更别說之後有很多現場的樂迷自己錄制的視頻被上傳到網上,更是将事态進展情況,鬧到了人盡皆知。
--“講真的,這個負責人是不是腦子有泡?他是不是華國人?”
--“雖然我也承認這個ONEK.O.樂隊有顔有實力,可也沒到這麽嚣張的地步吧,還是被主辦方給慣的。”
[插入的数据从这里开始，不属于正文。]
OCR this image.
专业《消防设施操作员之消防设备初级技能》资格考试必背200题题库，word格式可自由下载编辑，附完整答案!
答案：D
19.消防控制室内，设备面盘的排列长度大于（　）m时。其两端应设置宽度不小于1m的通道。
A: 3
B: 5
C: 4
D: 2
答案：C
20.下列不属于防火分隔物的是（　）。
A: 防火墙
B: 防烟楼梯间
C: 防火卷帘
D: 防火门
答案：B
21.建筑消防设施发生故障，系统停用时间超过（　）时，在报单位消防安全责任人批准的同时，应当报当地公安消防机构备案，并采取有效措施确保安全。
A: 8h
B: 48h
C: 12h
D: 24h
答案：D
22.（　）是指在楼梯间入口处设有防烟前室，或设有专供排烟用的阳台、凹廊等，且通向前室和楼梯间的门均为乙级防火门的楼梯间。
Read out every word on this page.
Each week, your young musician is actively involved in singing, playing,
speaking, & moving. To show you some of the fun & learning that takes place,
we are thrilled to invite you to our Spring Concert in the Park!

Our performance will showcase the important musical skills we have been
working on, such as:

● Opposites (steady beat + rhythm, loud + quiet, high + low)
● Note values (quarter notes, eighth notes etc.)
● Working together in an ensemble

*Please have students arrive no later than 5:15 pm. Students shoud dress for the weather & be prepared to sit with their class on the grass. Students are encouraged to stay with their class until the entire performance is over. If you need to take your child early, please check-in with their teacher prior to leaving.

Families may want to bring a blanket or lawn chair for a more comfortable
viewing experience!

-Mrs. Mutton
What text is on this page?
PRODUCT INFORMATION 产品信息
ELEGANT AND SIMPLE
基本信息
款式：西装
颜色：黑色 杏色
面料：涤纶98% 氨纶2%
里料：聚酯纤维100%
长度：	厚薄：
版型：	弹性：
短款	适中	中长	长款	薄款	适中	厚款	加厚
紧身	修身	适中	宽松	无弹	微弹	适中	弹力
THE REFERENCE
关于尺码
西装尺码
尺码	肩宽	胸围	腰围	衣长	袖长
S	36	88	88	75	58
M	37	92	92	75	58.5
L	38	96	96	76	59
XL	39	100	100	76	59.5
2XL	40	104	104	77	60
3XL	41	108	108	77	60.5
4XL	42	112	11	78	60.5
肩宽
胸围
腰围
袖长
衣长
--“可不是,我看ZERO樂隊的這首歌就很好聽,完全秒殺他們剛才的歌啊!”
--“火焰山這邊确實是過分,演出順序跟他們在網上公布的完全不一樣,而且本來這個ONEK.O.樂隊就隻有三首歌,霸占舞台本來就是他們不對啊!”
--“唉!想到了華京場的時候嚴律處理時間的态度,再看這個火焰山的主辦方,真是心寒!還惡心!”
--“對比兩個音樂節,尤其是現在火焰山音樂節發生的事情,再聽ZERO的這首歌,真是紮心!”
網絡上,兩個音樂節的熱度仍是不相上下。
然而,明顯火焰山這邊的關注度都集中在事件上了,負評滿滿。
而地瓜音樂節那邊,則因爲每一支登場樂隊都展現了超高的實力,而好評連連。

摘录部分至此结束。